Canteen operator seeks to prevent Brennans bakery ending contract on Christmas Eve

Ciaran Monaghan Catering has been providing catering services to bakery for almost 30 years

The owner of a company that has been providing catering services to staff at Brennans bakery in Dublin for almost 30 years has claimed before the High Court that his “entire business and livelihood” will end on Christmas Eve.

Ciaran Monaghan, trading as Ciaran Monaghan Catering, has launched legal proceedings seeking an order preventing Joseph Brennan Bakeries Unlimited Company from terminating a contract for the provision of catering services at its bakery.

The court heard Mr Monaghan’s company has provided catering services for Brennans bakery in Walkinstown in Dublin 12, for 28 years and employs nine people.

Earlier this year, Brennans informed the catering firm it was terminating their arrangement and putting the contract out for tender to various vendors.


Mr Monaghan’s firm was told it could apply for the contract.

However, he claims the matter has not progressed and the company has refused to extend the six-month notice period it gave Monaghan Catering in June.

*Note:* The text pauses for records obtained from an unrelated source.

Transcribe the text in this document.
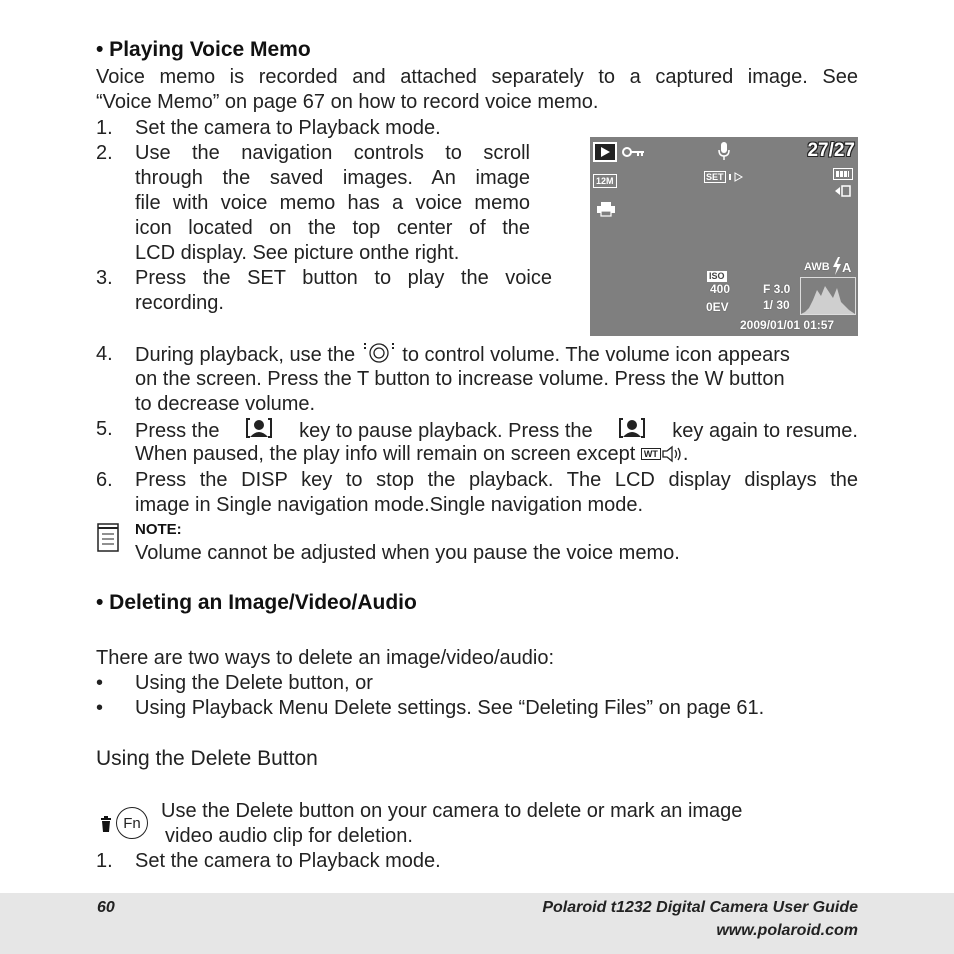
• Playing Voice Memo
Voice memo is recorded and attached separately to a captured image. See
“Voice Memo” on page 67 on how to record voice memo.
1. Set the camera to Playback mode.
2. Use the navigation controls to scroll
through the saved images. An image
file with voice memo has a voice memo
icon located on the top center of the
LCD display. See picture onthe right.
3. Press the SET button to play the voice
recording.
27/27
12M	SET
AWB A
ISO
400
0EV
F 3.0
1/ 30
2009/01/01 01:57
4. During playback, use the to control volume. The volume icon appears
on the screen. Press the T button to increase volume. Press the W button
to decrease volume.
5. Press the	key to pause playback. Press the	key again to resume.
When paused, the play info will remain on screen except WT .
6. Press the DISP key to stop the playback. The LCD display displays the
image in Single navigation mode.Single navigation mode.
NOTE:
Volume cannot be adjusted when you pause the voice memo.
• Deleting an Image/Video/Audio
There are two ways to delete an image/video/audio:
• Using the Delete button, or
• Using Playback Menu Delete settings. See “Deleting Files” on page 61.
Using the Delete Button
Fn
Use the Delete button on your camera to delete or mark an image
video audio clip for deletion.
1. Set the camera to Playback mode.
60	Polaroid t1232 Digital Camera User Guide
www.polaroid.com
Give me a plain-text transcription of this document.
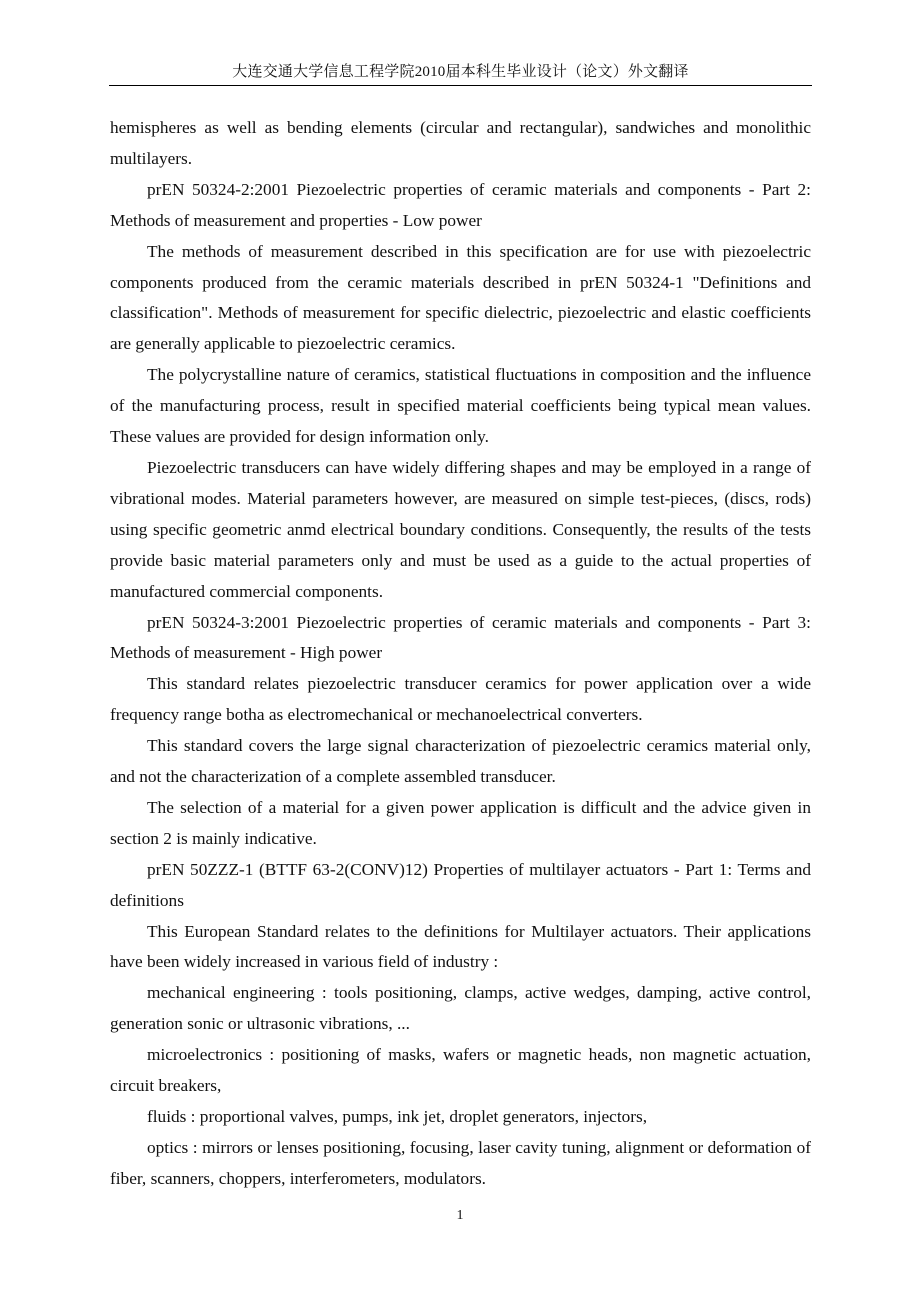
大连交通大学信息工程学院2010届本科生毕业设计（论文）外文翻译

hemispheres as well as bending elements (circular and rectangular), sandwiches and monolithic multilayers.

prEN 50324-2:2001 Piezoelectric properties of ceramic materials and components - Part 2: Methods of measurement and properties - Low power

The methods of measurement described in this specification are for use with piezoelectric components produced from the ceramic materials described in prEN 50324-1 "Definitions and classification". Methods of measurement for specific dielectric, piezoelectric and elastic coefficients are generally applicable to piezoelectric ceramics.

The polycrystalline nature of ceramics, statistical fluctuations in composition and the influence of the manufacturing process, result in specified material coefficients being typical mean values. These values are provided for design information only.

Piezoelectric transducers can have widely differing shapes and may be employed in a range of vibrational modes. Material parameters however, are measured on simple test-pieces, (discs, rods) using specific geometric anmd electrical boundary conditions. Consequently, the results of the tests provide basic material parameters only and must be used as a guide to the actual properties of manufactured commercial components.

prEN 50324-3:2001 Piezoelectric properties of ceramic materials and components - Part 3: Methods of measurement - High power

This standard relates piezoelectric transducer ceramics for power application over a wide frequency range botha as electromechanical or mechanoelectrical converters.

This standard covers the large signal characterization of piezoelectric ceramics material only, and not the characterization of a complete assembled transducer.

The selection of a material for a given power application is difficult and the advice given in section 2 is mainly indicative.

prEN 50ZZZ-1 (BTTF 63-2(CONV)12) Properties of multilayer actuators - Part 1: Terms and definitions

This European Standard relates to the definitions for Multilayer actuators. Their applications have been widely increased in various field of industry :

mechanical engineering : tools positioning, clamps, active wedges, damping, active control, generation sonic or ultrasonic vibrations, ...

microelectronics : positioning of masks, wafers or magnetic heads, non magnetic actuation, circuit breakers,

fluids : proportional valves, pumps, ink jet, droplet generators, injectors,

optics : mirrors or lenses positioning, focusing, laser cavity tuning, alignment or deformation of fiber, scanners, choppers, interferometers, modulators.

1
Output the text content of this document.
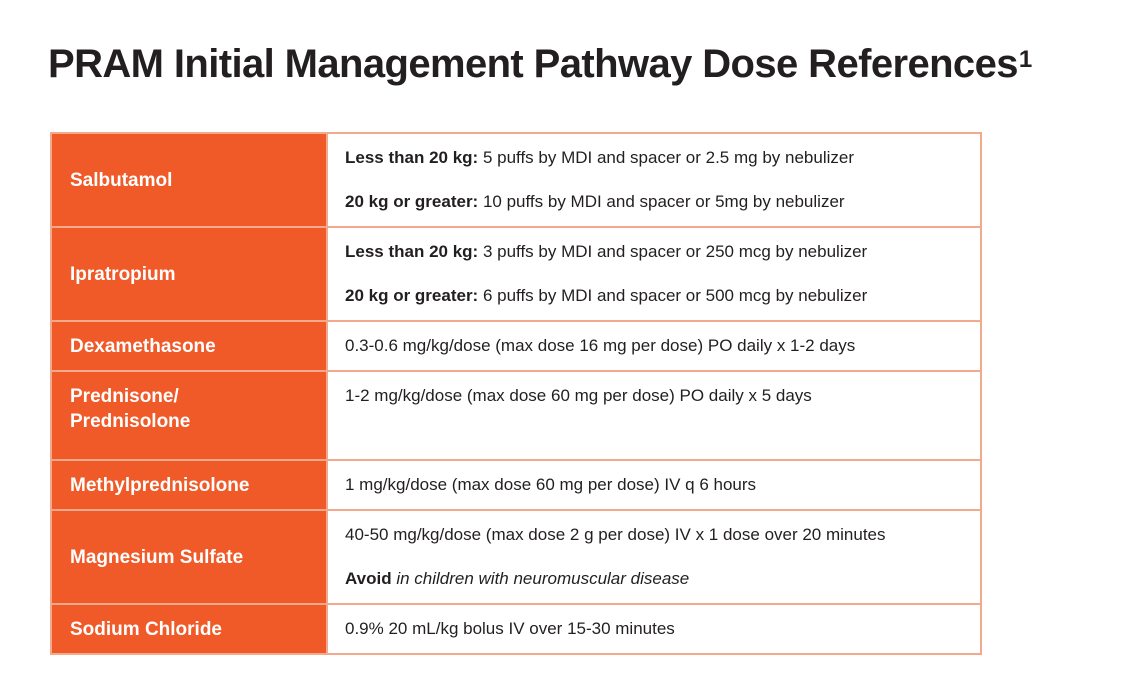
PRAM Initial Management Pathway Dose References$^1$
Salbutamol	Less than 20 kg: 5 puffs by MDI and spacer or 2.5 mg by nebulizer
20 kg or greater: 10 puffs by MDI and spacer or 5mg by nebulizer

Ipratropium	Less than 20 kg: 3 puffs by MDI and spacer or 250 mcg by nebulizer
20 kg or greater: 6 puffs by MDI and spacer or 500 mcg by nebulizer

Dexamethasone	0.3-0.6 mg/kg/dose (max dose 16 mg per dose) PO daily x 1-2 days

Prednisone/
Prednisolone	1-2 mg/kg/dose (max dose 60 mg per dose) PO daily x 5 days
Methylprednisolone	1 mg/kg/dose (max dose 60 mg per dose) IV q 6 hours
Magnesium Sulfate	40-50 mg/kg/dose (max dose 2 g per dose) IV x 1 dose over 20 minutes
Avoid in children with neuromuscular disease

Sodium Chloride	0.9% 20 mL/kg bolus IV over 15-30 minutes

Represented by Joe Jeffers SC, with Bernadette Kirby BL, instructed by Becker Tansey solicitors, Mr Monaghan claims that as things stand his company’s contract will come to an end on Christmas Eve.

The case came before Mr Justice Brian O’Moore on Thursday.

While only Mr Monaghan was represented in court, the judge gave him permission to serve short notice of the injunction proceedings on the defendant.

In a sworn statement to the court, Mr Monaghan said he was shocked earlier this year when he was informed by Brennans that it wished to terminate its relationship with his company.

He said the services provided to the bakery represents his only enterprise and source of income.

He said Brennans informed him of its intention to invite tenders from vendors, including his company, to provide catering services at the bakery.

He believed he would win the tender given the length of time his company had provided the services and because he claims that a director of Brennans informed him that he would be “looked on favourably” during the tender process.

He claims that since he was given notice, the tendering process has not been progressed by the company.

He said he became increasingly concerned in October when he claims he was informed that Brennans’ annual children’s Christmas party and staff Christmas party would not be held in the canteen as they had been for the last 28 years.

He also claimed that the six months’ notice period given in June is not sufficient for him to get his affairs in order.

He said his lawyers wrote to Brennans suggesting he needed an extension of notice period of up to 36 months, as he will be required to make redundancy payments to his staff.

His employees will have to seek alternative employment.

However, he said that his request for a longer notice period has not been accepted by the company.

In a reply to his solicitors, the company said the six-month period was sufficient, Mr Monaghan also claims.

As a result, Mr Monaghan’s firm has come to the High Court seeking various orders including an injunction, which is to remain in place pending the final outcome of the case, restraining the company from terminating the contract to provide catering services at the bakery.